Stopwatches of Desire: 34th Post

CR2_5492 sm

I’m sorry so many of the poems come out of the dark side. I’m trying to keep myself in the light, but that’s not when writing occurs.

 

The Word “Are,” for Example

Raised to be frugal with self pity,
I hesitate to complain.
Alibis run from my mouth
like ants from a flooded hill.
I went there directly from the funeral,
weary of the mourners, severe,
time-spotted, hunched like flowers graveside.
I went there wanting to speak in tongues.
I went there, where attraction divides itself
into hungry collisions and sweaty testimonials.

I met a charismatic,
pierced his ear with a sewing needle,
scrubbed his stubble with my gums,
licked his sagging pockets every one.
He said what we need is sleeping pills,
stopwatches of desire,
cheap insurance.
I killed him for his assumptions
scratched on tabs of paper in his insoles:
“all” and “never” were some of his claims.

The Good Girl: 33rd Post

IMG_7529 sm

While the meaning of words can and often does shift over time, there is often an echo of the original meaning that lingers.

 

Urtext

The Good Girl sleeps quietly
with other women’s husbands.
Dimples cast in concrete,
she cleaves a breast of white meat;
a potato bursts in the oven.

At first, the word ‘win’ meant merely to struggle.

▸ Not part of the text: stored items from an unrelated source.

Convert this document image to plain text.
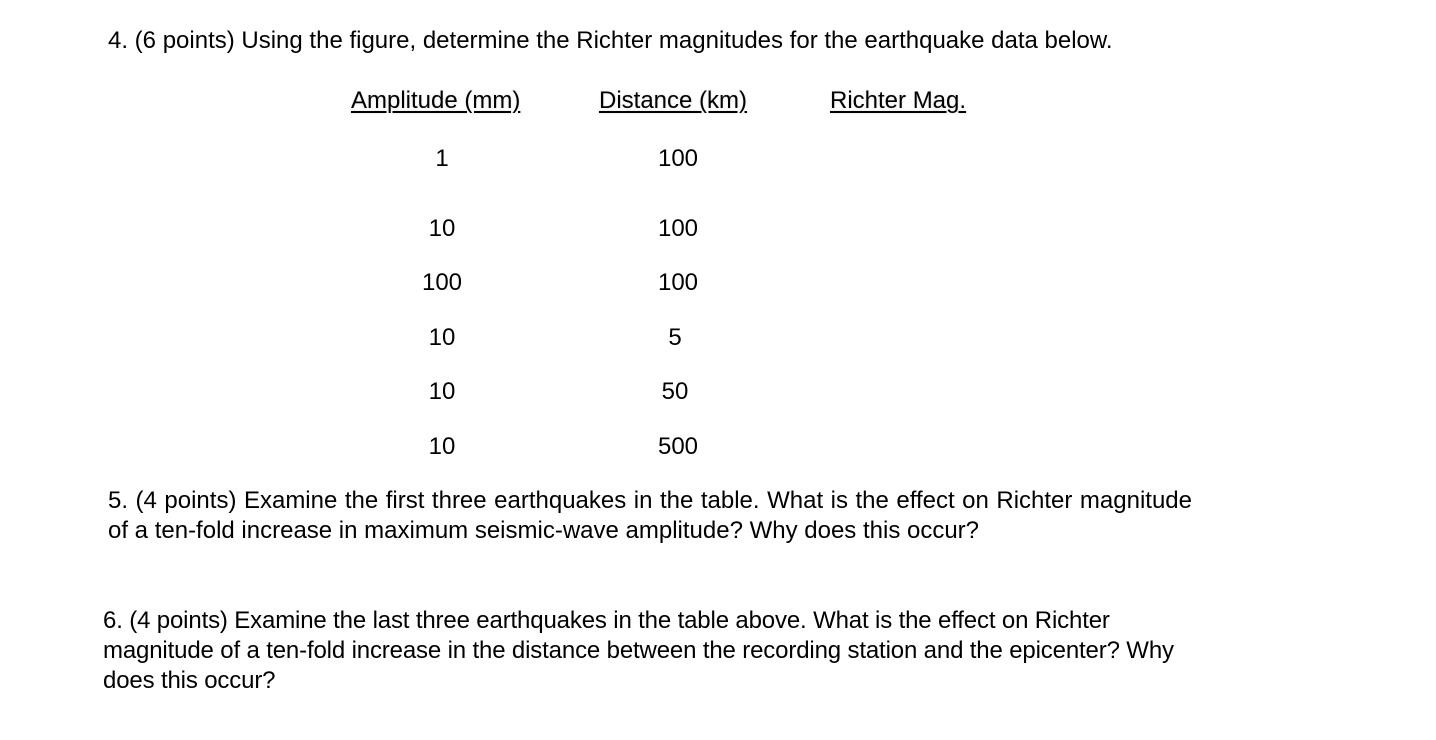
4. (6 points) Using the figure, determine the Richter magnitudes for the earthquake data below.

Amplitude (mm)	Distance (km)	Richter Mag.
1	100
10	100
100	100
10	5
10	50
10	500

5. (4 points) Examine the first three earthquakes in the table. What is the effect on Richter magnitude of a ten-fold increase in maximum seismic-wave amplitude? Why does this occur?

6. (4 points) Examine the last three earthquakes in the table above. What is the effect on Richter magnitude of a ten-fold increase in the distance between the recording station and the epicenter? Why does this occur?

Homeostasis: maintaining a couch,
a fire, a coffee table behind your ribs,
fine art on your turbulent heart.

At first, ‘attack’ meant to stick a tack into.

The Good Girl has forgiven music
for the pain it has caused her.
Bathing herself in vanilla and almonds,
she gets a job and keeps it,
collecting her pay like rainwater
in clean pools and pockets.

Here are the morning, the noon, and the night,
her silent partners, investors
in waiting, their solar and lunar coins
strung out like a dazzling bracelet
shimmering a dance of lust.

 

 

 

We Eat the Seeds: 31st Post

Walking Across a Plaza sm

This poem first appeared in The Centennial Review, Vol. XXXVIII, No. 2.

 

FIVE PEOPLE (HOMELESS)

  1. Sally, Inauguration Eve

This dirt gone?—white.  I am
and Everyone says He’ll do the job
Give us hope but I was
wearing wool A-line skirts with
the very clouds above for shirts
last time, when my opinion
meant something.  Click click
my tiny Italians on polished
boardroom floors Gentlemen,
I said I fail to see I
did fail to imagine this cardboard
throwing its brown cast on me.

 

  1. This Red Scarf

White clothes mean sticks in the arm
but if you stay clean sheets
one night or two.  On the lake bank there were
white trees!  I had ice skates.
They had no leaves so the light came through.
The Polish girls wore scarves tied under their chins.
I was no Polack but see, I tie this scarf
tight and keep my head down
watching for ice.  You fall here
no boys laugh or help you up.
But if they stick you
they help you up real nice.

 

  1. Richard

I’m used to being in charge
so this will be about you.
I want you to know I appreciate the aluminum cans
so neatly stacked beside the trash can.
I see you see me take them, see you hurrying
to meet my six o’clock pickup daily.
I admire your scheduling abilities:
kitchen scraps to the chickens before work,
the soft globs of their droppings to the compost heap
before dark; the garden weeded Saturday mornings,
fruit plucked and distributed to neighbors in the afternoon.
I would have hired you in the old days—
kept an eye on you, as they say—
recommended you.
I keep you a secret now,
for the cans.

 

  1. K.L.

What’s left of this planet is my home.
Birds are not afraid of me, curled in this bush,
unless I jerk my legs, dreaming
I fly with them over the roofs
and across the highways.
We eat the seeds that drop
and peck at the not-ripe pears,
scattering when the farmer comes
to nail his straw-filled savior to a post.

 

  1. When I Was One of the People

All these things I shall tell you are true.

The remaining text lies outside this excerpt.